Even if all the SaaS across the business is being used (highly unlikely), there are opportunities to add value:

  • Where spend on a particular SaaS subscription becomes material, it’s typically possible to negotiate discounts and bespoke SaaS pricing, even if it looks like the SaaS provider only accepts card payments
  • Even where spend is small, companies can typically save 20% or more by moving from monthly to annual billing
  • Manage SaaS renewals by tracking contract terms, trial expiries and pricing changes

Finally, ensuring there are processes to capture and store invoices for SaaS can reduce SaaS spend by 20%, by simply ensuring the finance team can use the invoices to claim back VAT on the SaaS Subscriptions.

Manage Risk and Compliance for SaaS

For some businesses, like those that need to comply with SOC2 and ISO27001, SaaS management has been essential for a long time. For others, the advent of General Data Protection Regulation (GDPR) and the California Consumer Privacy Act (CCPA) means that managing SaaS has become a more recent requirement.

Whether or not it’s required by regulation, law or compliance, managing SaaS is good risk management in business. Every SaaS product, every login and every user is a potential attack vector that needs to be managed from an information security perspective. Reliance on third-party SaaS vendors for your core product needs to be considered from business continuity and disaster recovery standpoints, and need to be considered how they could affect your company’s adherence to contracted SLAs to your customers.


Three strategies for SAM for SaaS

Today, companies use one of three strategies to manage SaaS in a responsible way. If you think we’ve missed one, let us know on twitter at @CledaraHQ.

1/ Shut the door

If the horse hasn’t already bolted, some companies try to shut the door. This typically means implementing policies that centralise IT decision making and applying the same cumbersome procurement processes to software, whether it’s a £30 per month subscription or a £10 million contract over 5 years. Fortunately, companies doing this are fewer and fewer. Just like most companies have accepted the need for a ‘Bring Your Own Device’ framework, most are beginning to think about how to enable ‘Choose Your Own Software’ policies.


2/ Detect policy breaches

In recent years, there has been a wave of new products like Zylo and Torii that help companies detect SaaS in the company. They monitor network activity, watch browser usage and any number of other things to help IT professionals spot policy breaches. 
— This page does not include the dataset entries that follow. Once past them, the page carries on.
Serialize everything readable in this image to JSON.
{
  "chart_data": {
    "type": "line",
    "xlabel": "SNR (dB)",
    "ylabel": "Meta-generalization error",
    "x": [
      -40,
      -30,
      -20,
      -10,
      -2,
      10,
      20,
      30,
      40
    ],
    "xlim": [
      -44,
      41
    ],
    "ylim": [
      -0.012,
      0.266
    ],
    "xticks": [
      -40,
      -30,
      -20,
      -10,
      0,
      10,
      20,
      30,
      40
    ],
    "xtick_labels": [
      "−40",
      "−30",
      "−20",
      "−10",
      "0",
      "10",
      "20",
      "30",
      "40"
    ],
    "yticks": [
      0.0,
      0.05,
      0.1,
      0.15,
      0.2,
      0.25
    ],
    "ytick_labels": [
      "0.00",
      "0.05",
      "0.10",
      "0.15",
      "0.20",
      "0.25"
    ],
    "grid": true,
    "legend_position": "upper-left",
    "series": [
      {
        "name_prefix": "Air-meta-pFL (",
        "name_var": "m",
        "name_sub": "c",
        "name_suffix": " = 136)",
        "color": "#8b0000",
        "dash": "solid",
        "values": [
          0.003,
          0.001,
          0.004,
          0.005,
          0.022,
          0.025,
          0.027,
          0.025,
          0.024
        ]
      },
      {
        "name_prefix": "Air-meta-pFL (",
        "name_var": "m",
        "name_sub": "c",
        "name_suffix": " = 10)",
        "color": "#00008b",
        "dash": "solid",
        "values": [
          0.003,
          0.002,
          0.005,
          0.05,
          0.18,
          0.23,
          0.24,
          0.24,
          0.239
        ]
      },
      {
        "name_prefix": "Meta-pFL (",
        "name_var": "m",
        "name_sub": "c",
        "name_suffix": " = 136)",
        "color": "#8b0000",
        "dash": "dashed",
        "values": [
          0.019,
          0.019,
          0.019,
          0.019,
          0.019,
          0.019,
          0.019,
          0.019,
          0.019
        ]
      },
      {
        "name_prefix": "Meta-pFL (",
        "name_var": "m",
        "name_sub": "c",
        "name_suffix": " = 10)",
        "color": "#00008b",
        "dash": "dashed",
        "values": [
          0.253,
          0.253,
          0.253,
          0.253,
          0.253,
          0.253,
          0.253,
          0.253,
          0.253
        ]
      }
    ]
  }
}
The problem with this approach is that it only detects the breach after it has happened. Meanwhile, customer data has potentially been shared to a non-GDPR compliant provider, log in details have been shared with a third party and there are breaches to be recorded in registers and reported to governance structures where they will live forevermore.

This isn’t a great solution. One CIO recently told us that to be effective in his job, he had to “break the entrepreneurial spirit of the organisation” by having people follow procedures instead of showing initiative and moving fast.


3/ Harness your company’s entrepreneurial spirit

SaaS is a new type of software that requires new methodologies to manage. If nearly half of SaaS spend is Shadow IT, despite all the policies that already exist, why not enable people and make it easy for them to comply, instead of punishing them for breaching a policy that doesn’t work?

Taking a risk-based approach to Software Asset Management for SaaS can result in lightweight processes that accelerate companies, manage risk and bring Shadow IT into the light. At Cledara, we believe in making SaaS in a company transparent. By shifting software decisions to the front line and building risk-based controls around what is used, companies can move faster, be safer and be more attractive to employees.